И вот сей коммунист, водрузив красное знамя, принялся произносить речи, да такие революционные и столь удивительным образом превращавшиеся тут же в бонапартистские, что после государственного переворота его не забыли. В свое время он был бароном — наш Брут стал им снова. Как только провозглашена была Империя, его немедленно же назначили сенатором, а там, немного погодя, он стал командором, кавалером ордена Почетного Легиона — да разве все упомнишь? — да, конечно, он заслужил их, все эти плевки, которые сияют звездами на его груди! И вот уже более семнадцати лет, как этот уважаемый, благомыслящий муж раз в две недели, по крайней мере, поднимается на трибуну, чтобы изрыгнуть свою злобу на Республику, удушенную в пятьдесят первом году, и прославить ниспосланного небом палача, удушившего ее.
Таковы — в самых кратких чертах — дела и поступки Марка — Фирмена Лоиса. Я, пожалуй, не ошибусь, если назову все это историей одного негодяя, как вы думаете?

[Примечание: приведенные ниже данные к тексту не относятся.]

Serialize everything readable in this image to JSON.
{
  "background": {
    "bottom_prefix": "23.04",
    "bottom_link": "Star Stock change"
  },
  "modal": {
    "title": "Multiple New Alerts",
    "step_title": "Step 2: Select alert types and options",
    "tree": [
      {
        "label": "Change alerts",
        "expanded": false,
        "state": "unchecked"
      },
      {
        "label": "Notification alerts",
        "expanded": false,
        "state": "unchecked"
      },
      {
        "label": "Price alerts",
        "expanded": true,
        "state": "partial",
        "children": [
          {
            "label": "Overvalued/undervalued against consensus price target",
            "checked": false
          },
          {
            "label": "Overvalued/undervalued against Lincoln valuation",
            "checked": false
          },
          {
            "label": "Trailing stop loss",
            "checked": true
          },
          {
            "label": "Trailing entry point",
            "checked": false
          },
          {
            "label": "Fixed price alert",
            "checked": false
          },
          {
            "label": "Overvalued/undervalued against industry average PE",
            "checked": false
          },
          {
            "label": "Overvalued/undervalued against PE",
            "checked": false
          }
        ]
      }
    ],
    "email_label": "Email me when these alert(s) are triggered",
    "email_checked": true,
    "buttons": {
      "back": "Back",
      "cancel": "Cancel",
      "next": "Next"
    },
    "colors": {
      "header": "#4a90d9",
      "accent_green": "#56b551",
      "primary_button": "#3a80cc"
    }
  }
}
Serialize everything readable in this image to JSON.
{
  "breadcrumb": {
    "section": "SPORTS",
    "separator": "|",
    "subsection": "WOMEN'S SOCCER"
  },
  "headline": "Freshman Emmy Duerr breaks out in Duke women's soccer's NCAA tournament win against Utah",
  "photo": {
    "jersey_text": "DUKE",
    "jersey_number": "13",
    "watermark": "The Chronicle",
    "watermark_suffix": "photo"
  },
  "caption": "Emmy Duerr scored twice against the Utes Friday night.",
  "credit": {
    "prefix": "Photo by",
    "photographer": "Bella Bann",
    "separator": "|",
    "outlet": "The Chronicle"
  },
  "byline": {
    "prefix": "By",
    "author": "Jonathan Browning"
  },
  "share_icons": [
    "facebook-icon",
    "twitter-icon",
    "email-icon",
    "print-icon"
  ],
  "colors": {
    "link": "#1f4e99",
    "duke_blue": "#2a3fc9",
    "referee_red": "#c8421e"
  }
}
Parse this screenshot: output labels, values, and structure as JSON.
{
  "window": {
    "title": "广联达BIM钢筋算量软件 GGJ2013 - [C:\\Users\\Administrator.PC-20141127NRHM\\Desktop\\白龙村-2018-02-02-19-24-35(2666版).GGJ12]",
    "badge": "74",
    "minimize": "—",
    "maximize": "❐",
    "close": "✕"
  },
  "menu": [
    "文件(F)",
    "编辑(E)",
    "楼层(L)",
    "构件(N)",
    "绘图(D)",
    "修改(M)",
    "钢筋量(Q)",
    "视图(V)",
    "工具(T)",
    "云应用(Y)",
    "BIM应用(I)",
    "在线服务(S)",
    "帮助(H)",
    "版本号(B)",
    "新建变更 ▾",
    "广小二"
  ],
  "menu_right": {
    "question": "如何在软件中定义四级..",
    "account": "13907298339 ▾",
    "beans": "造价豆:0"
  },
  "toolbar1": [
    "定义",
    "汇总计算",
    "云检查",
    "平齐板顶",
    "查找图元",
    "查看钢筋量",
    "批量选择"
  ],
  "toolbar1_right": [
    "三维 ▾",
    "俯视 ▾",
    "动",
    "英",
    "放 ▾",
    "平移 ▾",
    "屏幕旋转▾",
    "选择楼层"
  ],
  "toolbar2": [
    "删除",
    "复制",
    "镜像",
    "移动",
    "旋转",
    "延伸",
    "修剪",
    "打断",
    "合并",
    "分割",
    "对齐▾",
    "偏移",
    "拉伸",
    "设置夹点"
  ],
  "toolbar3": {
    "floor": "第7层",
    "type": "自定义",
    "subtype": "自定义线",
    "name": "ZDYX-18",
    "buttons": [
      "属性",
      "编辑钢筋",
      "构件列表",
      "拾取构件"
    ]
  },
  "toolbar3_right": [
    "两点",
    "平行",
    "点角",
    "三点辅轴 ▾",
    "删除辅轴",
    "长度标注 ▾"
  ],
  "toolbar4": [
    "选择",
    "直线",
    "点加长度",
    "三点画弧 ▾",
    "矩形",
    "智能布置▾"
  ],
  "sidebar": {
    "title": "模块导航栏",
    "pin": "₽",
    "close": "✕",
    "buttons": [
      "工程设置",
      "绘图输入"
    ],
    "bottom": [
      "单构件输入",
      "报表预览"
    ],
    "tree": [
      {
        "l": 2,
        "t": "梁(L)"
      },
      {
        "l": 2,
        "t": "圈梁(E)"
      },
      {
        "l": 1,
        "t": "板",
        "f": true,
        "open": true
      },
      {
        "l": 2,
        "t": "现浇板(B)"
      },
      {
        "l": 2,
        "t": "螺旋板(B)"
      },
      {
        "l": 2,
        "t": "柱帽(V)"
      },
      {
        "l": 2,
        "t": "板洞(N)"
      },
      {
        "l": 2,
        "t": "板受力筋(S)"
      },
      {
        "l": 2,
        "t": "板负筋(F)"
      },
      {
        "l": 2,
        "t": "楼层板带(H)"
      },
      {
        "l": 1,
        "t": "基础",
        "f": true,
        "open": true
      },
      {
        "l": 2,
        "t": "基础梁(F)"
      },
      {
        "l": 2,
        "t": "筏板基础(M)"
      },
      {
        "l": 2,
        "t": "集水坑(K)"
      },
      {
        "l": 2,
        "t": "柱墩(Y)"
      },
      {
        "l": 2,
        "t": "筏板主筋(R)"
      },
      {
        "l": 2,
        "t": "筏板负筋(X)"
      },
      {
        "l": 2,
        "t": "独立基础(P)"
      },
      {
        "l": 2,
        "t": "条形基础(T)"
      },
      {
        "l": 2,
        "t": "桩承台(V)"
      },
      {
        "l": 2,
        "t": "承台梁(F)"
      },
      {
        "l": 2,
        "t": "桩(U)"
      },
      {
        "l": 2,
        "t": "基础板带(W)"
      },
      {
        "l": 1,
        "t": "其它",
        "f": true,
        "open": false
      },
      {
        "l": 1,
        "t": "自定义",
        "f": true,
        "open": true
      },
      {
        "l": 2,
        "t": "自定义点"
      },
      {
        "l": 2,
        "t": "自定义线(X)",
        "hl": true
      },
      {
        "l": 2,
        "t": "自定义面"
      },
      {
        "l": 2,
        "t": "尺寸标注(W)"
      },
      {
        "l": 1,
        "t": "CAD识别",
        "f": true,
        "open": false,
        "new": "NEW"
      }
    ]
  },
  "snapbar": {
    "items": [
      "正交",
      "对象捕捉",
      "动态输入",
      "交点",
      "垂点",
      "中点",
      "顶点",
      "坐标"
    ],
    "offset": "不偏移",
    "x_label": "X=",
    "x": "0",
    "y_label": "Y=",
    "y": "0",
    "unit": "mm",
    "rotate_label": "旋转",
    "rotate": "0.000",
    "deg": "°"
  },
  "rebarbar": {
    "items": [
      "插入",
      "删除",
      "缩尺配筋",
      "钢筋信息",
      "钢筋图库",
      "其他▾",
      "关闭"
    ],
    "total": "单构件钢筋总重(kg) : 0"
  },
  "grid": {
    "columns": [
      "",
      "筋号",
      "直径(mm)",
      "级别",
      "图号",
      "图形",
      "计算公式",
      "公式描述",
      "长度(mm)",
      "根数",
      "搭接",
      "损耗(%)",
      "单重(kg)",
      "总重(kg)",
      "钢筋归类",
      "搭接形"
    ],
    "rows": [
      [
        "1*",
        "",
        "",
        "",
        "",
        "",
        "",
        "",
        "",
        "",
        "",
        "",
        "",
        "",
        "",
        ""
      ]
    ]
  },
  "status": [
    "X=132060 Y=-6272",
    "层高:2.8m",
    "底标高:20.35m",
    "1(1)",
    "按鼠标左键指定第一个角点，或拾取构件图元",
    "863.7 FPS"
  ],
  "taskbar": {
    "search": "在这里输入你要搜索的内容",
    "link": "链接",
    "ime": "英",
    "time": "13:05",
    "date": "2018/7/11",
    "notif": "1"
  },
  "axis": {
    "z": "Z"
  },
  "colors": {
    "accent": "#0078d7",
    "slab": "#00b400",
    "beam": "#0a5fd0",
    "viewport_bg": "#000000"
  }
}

Она умолкла и пристально взглянула на этого старого, матерого врага свободы, в жилах которого текла, между тем, та же благородная кровь апостола революции, что и в ней — благоговейной, самоотверженной служанке Свободы.
— А теперь, — сказала она грозно, — когда вы уже догадались, кто я такая, теперь, когда я выполнила свой долг, можете, милостивый государь, идти к вашим приспешникам и лизоблюдам, а они — бьюсь об заклад — уже удивляются тому, что вельможа, подобный вам, удостаивает столь долгой аудиенции меня, простую женщину из народа. Поторопитесь же, вам, быть может, предстоит пировать с ними сегодня последний раз. Уже наступает вечер, поздний вечер для нас, ведь мы старше этого столетия, а впереди — ночь, за которой уже не будет утра. Теперь я сказала все. Прими привет от Элен Лоис. Прощай, иуда!
И спокойно произнеся эти слова, она поднялась, строгая, величественная в своем бедном траурном платье, и медленно направилась к дверям, бросив последний взгляд — презрительный, сверкающий и острый, словно клинок, — на сраженного ужасом перебежчика и братоубийцу.
— Пропусти меня, — приказала она, — ну же, дорогу судье!
Он тяжело упал пред ней на колени и, весь дрожа, сложил в мольбе свои старые, оскверненные, преступные руки.
— Ради нашего отца, имя которого я предал, прости меня, сестра.
Она остановилась, твердая и спокойная, как бесстрастный исполнитель закона.
В этом вы ошибаетесь, я не сестра вам, — произнесла она, помолчав. — Я — та, чей голос в конце концов всегда бывает услышан. Я — Истина.
Затем молча, ни на что не глядя, она прошла мимо него, преступника, коленопреклоненного, низко склонившего голову и дрожащего от страха, как будто чья‑то невидимая рука занесла над ним топор.
— Элен! Элен!..
Она не оглянулась, даже не повернула голову. И тогда, терзаемый этой постигшей его карой, изнемогающий от ужаса — но не от раскаяния, ибо есть души, где раскаяние не может родиться, — сенатор барон Лоис, все еще стоя на коленях, которые, казалось, приросли к полу, устремил свои расширившиеся от ужаса глаза на двери кабинета, оставшиеся раскрытыми, и впервые за всю свою жизнь с чувством непоправимости ясно понял всю меру своей низости. А вдоль роскошной, ярко освещенной галереи, между двумя рядами ливрейных лакеев и нарядно одетых просителей, уходила прочь царственная и чистая, неподкупная седовласая вершительница Правосудия — полномочный представитель народа и бога, гражданка Изидор.